Accepted for/Published in: JMIR mHealth and uHealth
Date Submitted: Jun 25, 2025
Open Peer Review Period: Jul 1, 2025 - Jul 25, 2025
Date Accepted: Oct 9, 2025
Date Submitted to PubMed: Oct 10, 2025
(closed for review but you can still tweet)
Warning: This is an author submission that is not peer-reviewed or edited. Preprints - unless they show as "accepted" - should not be relied on to guide clinical practice or health-related behavior and should not be reported in news media as established information.

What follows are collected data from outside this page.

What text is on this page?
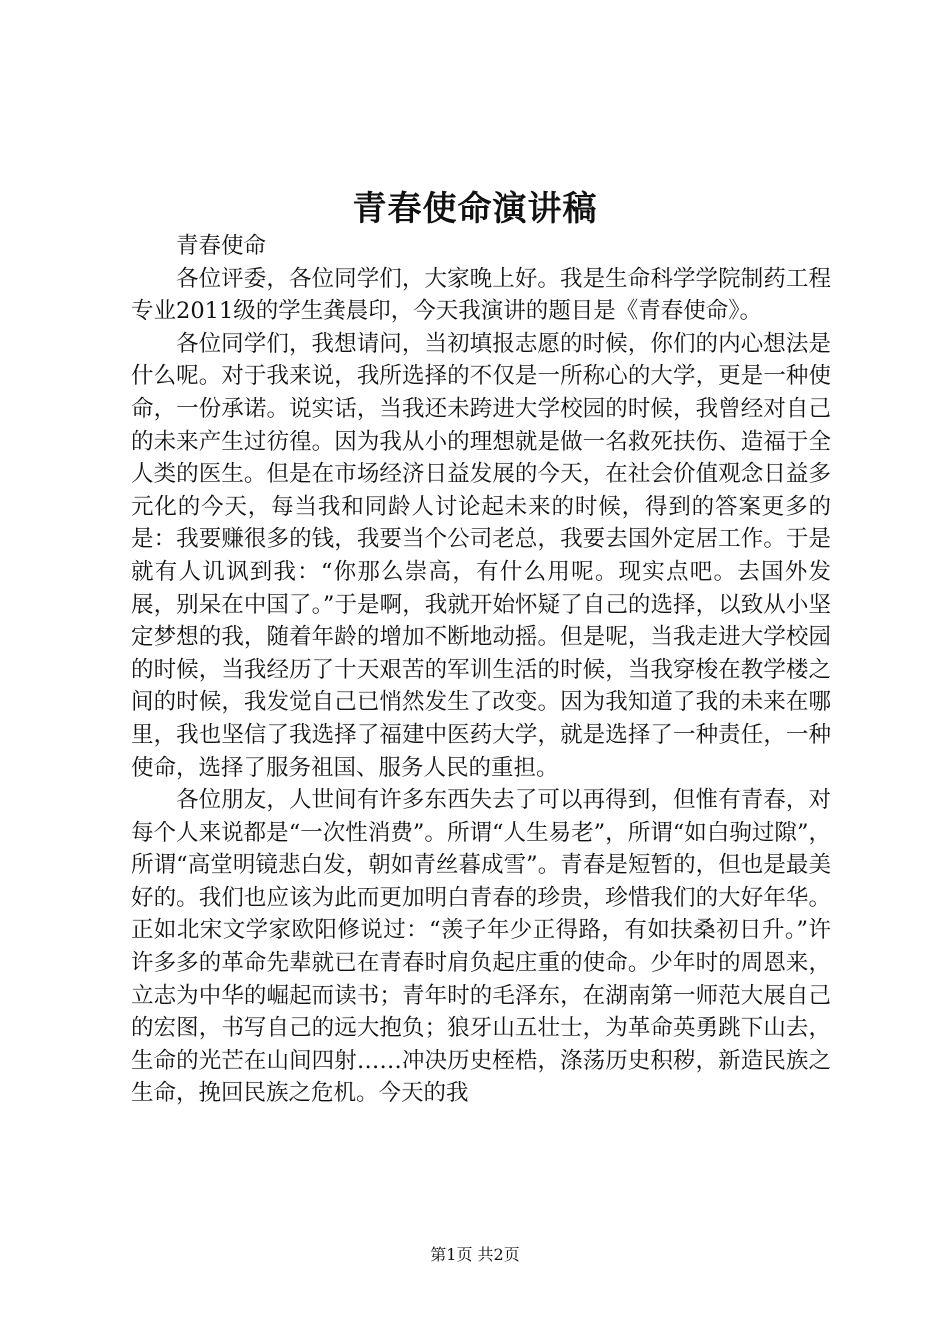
青春使命演讲稿

青春使命

各位评委，各位同学们，大家晚上好。我是生命科学学院制药工程专业2011级的学生龚晨印，今天我演讲的题目是《青春使命》。

各位同学们，我想请问，当初填报志愿的时候，你们的内心想法是什么呢。对于我来说，我所选择的不仅是一所称心的大学，更是一种使命，一份承诺。说实话，当我还未跨进大学校园的时候，我曾经对自己的未来产生过彷徨。因为我从小的理想就是做一名救死扶伤、造福于全人类的医生。但是在市场经济日益发展的今天，在社会价值观念日益多元化的今天，每当我和同龄人讨论起未来的时候，得到的答案更多的是：我要赚很多的钱，我要当个公司老总，我要去国外定居工作。于是就有人讥讽到我：“你那么崇高，有什么用呢。现实点吧。去国外发展，别呆在中国了。”于是啊，我就开始怀疑了自己的选择，以致从小坚定梦想的我，随着年龄的增加不断地动摇。但是呢，当我走进大学校园的时候，当我经历了十天艰苦的军训生活的时候，当我穿梭在教学楼之间的时候，我发觉自己已悄然发生了改变。因为我知道了我的未来在哪里，我也坚信了我选择了福建中医药大学，就是选择了一种责任，一种使命，选择了服务祖国、服务人民的重担。

各位朋友，人世间有许多东西失去了可以再得到，但惟有青春，对每个人来说都是“一次性消费”。所谓“人生易老”，所谓“如白驹过隙”，所谓“高堂明镜悲白发，朝如青丝暮成雪”。青春是短暂的，但也是最美好的。我们也应该为此而更加明白青春的珍贵，珍惜我们的大好年华。正如北宋文学家欧阳修说过：“羡子年少正得路，有如扶桑初日升。”许许多多的革命先辈就已在青春时肩负起庄重的使命。少年时的周恩来，立志为中华的崛起而读书；青年时的毛泽东，在湖南第一师范大展自己的宏图，书写自己的远大抱负；狼牙山五壮士，为革命英勇跳下山去，生命的光芒在山间四射……冲决历史桎梏，涤荡历史积秽，新造民族之生命，挽回民族之危机。今天的我

第1页 共2页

Effect of Mobile Augmented Reality Counseling on Improving Shared Decision-Making in Thoracic Surgery: A Randomized Clinical Controlled Trial
ABSTRACT
Background:
Lung cancer is a global health concern, with especially high incidence in Taiwan. Surgical treatment remains a cornerstone for early-stage lung cancer, but patients often struggle to understand complex surgical options when relying solely on traditional counseling methods. Shared decision making (SDM) promotes patient engagement, and mobile augmented reality (MAR) has the potential to enhance patient comprehension through interactive 3D visualization. However, the use of MAR in patient counseling for thoracic surgery remains underexplored.
Objective:
This study aimed to evaluate the impact of Mobile Augmented Reality (MAR) counseling compared to traditional methods on shared decision-making (SDM) in thoracic surgery from the perspectives of patients, family members, and healthcare providers.
Methods:
A randomized clinical trial was conducted at Tri-Service General Hospital, Taipei, Taiwan. Fifty patients or family members were randomly assigned to traditional or MAR counseling groups, and 50 healthcare providers participated in the evaluation. MAR counseling integrated patient-specific 3D anatomical models to enhance comprehension. Questionnaires assessed the impact on SDM, and statistical analyses included Fisher's exact test, chi-square test, and the Wilcoxon rank-sum test.
Results:
MAR counseling significantly improved SDM compared to traditional methods (P ≤ 0.001). Participants reported higher satisfaction and comprehension with MAR counseling (P ≤ 0.001). Healthcare providers also strongly supported the use of MAR technology for patient counseling.
Conclusions:
MAR counseling effectively enhances SDM in thoracic surgery by improving patient understanding and engagement. Both patients and healthcare providers favor this innovative digital approach. Multi-center studies are recommended to validate its feasibility, cost-effectiveness, and broader applicability. Clinical Trial: Non applicable.